One of the things that you need to identify in order to better serve your audience is to determine what makes your products and/or services different from others. What makes yours so special? How will your products or services solve the consumer’s issues better than someone else’s? If you can answer these questions, you’ll be more likely to create marketing materials that stand out from the crowd.
In business this is called your unique selling proposition, or USP. It’s just one statement that describes how your offering is different from your competitions’ offerings. In order to figure out what your USP is, you can answer the following questions:
* What are you selling?
* Who is your target audience?
* How do you do it?
* What do you do better?
* What’s in it for the consumer?
* How is your offering different?
* What’s your one big promise?
Figuring out how you’re different can take a lot of thought. But, once you identify how you’re different you’ll have a clearer idea of how to market your offerings. There may actually be very little difference between what you’re offering and what your closest competition is offering. It may boil down to the main difference being you.
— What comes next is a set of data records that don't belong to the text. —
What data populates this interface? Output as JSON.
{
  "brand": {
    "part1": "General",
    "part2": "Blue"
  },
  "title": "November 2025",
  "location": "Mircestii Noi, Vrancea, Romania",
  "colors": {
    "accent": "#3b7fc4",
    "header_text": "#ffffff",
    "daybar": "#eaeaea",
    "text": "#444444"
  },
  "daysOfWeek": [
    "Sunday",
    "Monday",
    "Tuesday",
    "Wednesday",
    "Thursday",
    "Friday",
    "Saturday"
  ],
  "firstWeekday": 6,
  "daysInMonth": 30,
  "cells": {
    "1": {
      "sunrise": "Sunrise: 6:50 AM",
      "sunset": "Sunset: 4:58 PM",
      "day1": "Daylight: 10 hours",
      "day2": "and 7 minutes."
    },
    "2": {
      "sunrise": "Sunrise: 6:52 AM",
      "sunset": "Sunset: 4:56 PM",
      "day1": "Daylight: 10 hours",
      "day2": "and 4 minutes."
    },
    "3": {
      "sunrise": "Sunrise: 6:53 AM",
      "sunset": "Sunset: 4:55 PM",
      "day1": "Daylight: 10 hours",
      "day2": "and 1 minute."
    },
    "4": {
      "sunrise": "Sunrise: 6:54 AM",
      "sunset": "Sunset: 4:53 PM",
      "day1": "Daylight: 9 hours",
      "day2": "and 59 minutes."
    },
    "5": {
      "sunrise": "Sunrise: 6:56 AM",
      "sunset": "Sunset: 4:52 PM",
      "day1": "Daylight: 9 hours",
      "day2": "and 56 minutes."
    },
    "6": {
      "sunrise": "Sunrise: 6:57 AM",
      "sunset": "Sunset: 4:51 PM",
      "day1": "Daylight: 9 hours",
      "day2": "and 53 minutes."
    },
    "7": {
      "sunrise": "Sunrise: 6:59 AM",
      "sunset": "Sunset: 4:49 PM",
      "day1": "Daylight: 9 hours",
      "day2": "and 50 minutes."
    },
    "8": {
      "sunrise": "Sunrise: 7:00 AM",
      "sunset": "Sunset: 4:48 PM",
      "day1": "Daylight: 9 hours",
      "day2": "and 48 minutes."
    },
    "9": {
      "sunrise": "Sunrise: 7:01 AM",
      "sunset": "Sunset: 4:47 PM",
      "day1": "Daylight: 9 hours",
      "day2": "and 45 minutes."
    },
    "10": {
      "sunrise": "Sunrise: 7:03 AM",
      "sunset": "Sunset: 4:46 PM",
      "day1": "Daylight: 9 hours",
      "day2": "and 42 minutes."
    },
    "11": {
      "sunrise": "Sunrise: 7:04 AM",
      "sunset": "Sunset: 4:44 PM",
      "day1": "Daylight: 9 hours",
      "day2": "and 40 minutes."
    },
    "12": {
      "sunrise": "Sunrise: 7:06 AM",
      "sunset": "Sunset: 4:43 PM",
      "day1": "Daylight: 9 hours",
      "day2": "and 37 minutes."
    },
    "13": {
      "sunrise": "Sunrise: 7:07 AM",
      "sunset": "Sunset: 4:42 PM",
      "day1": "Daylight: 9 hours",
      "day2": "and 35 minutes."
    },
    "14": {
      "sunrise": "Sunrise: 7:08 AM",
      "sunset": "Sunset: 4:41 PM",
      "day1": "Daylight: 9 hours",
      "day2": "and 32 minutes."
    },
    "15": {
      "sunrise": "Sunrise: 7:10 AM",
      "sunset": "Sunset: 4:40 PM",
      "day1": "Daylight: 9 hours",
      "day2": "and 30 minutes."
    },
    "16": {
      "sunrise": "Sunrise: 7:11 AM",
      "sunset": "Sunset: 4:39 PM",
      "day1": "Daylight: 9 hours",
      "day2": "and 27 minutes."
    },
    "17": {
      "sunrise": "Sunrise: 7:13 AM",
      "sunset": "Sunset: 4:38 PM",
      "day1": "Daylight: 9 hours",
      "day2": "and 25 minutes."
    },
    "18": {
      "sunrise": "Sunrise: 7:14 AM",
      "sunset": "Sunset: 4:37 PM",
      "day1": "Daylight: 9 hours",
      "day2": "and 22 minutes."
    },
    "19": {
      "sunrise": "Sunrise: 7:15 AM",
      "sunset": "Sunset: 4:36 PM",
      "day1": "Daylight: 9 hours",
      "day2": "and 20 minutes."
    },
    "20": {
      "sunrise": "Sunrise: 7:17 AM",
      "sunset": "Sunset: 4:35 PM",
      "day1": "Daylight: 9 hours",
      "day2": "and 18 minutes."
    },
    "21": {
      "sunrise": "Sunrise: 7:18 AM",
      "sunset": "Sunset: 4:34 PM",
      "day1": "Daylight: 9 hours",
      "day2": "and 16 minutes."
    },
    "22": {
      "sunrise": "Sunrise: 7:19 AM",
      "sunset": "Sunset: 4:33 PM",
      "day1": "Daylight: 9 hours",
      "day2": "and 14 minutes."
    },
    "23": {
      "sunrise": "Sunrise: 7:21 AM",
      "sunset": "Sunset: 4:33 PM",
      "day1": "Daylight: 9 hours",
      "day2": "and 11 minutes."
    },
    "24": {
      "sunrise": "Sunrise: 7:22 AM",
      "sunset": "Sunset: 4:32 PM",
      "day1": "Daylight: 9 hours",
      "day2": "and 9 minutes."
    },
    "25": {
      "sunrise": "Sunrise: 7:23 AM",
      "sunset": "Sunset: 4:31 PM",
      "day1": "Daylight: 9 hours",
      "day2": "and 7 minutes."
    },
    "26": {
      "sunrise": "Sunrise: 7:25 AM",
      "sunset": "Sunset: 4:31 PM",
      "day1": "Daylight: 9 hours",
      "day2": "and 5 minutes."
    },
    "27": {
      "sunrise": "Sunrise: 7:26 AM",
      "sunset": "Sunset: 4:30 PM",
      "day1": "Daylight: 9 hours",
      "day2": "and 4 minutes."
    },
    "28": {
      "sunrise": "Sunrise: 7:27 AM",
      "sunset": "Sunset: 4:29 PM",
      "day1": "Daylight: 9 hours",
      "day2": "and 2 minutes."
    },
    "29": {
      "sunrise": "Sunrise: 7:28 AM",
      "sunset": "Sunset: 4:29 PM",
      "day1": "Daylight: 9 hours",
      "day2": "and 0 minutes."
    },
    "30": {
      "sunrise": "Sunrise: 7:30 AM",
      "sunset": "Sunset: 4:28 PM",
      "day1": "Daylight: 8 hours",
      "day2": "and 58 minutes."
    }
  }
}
What you bring to your products and/or services is a unique thing that no one else has. Sit down and write down why this makes the products or services better. Are you faster? Are you an expert in some way? Do you have a lot of successful results to share? Do you have an inside on the market that no one else has?
By identifying these differences, you’ll come closer to discovering your USP. Once you discover it, write it down. Often times a USP becomes the business’s tag line. People want to know why they should buy your product and how you stand out. Look at your USP as one sentence that states what your product is and why the audience should buy it. The reason should be the differentiating factor that causes people to want your product over another one.
You may want to focus on price, or experience, or something else entirely in your USP. It’s totally up to you, but whatever it is, you’ll need to show that it’s different from the others. Some people call the USP a positioning statement. It’s the statement that puts into the consumer’s mind how you are different from your competitors.
When you make your positioning statement, you need to be able to back it up with proof. If you’re the cost leader, prove it. If you have the most experience, prove it. Whatever you say must be provable and factual.
To create a USP for your brand, fill in the blanks:
[Target Market] [product name] is the one [category] that [benefit] because [product name] is [reason to believe.]
By filling in the blanks, you can create the start of a realistic and working USP or positioning statement that clearly tells not only the public but also yourself and the other people who help you in your business what you stand for. Everything you do should pass through the standard set in the USP.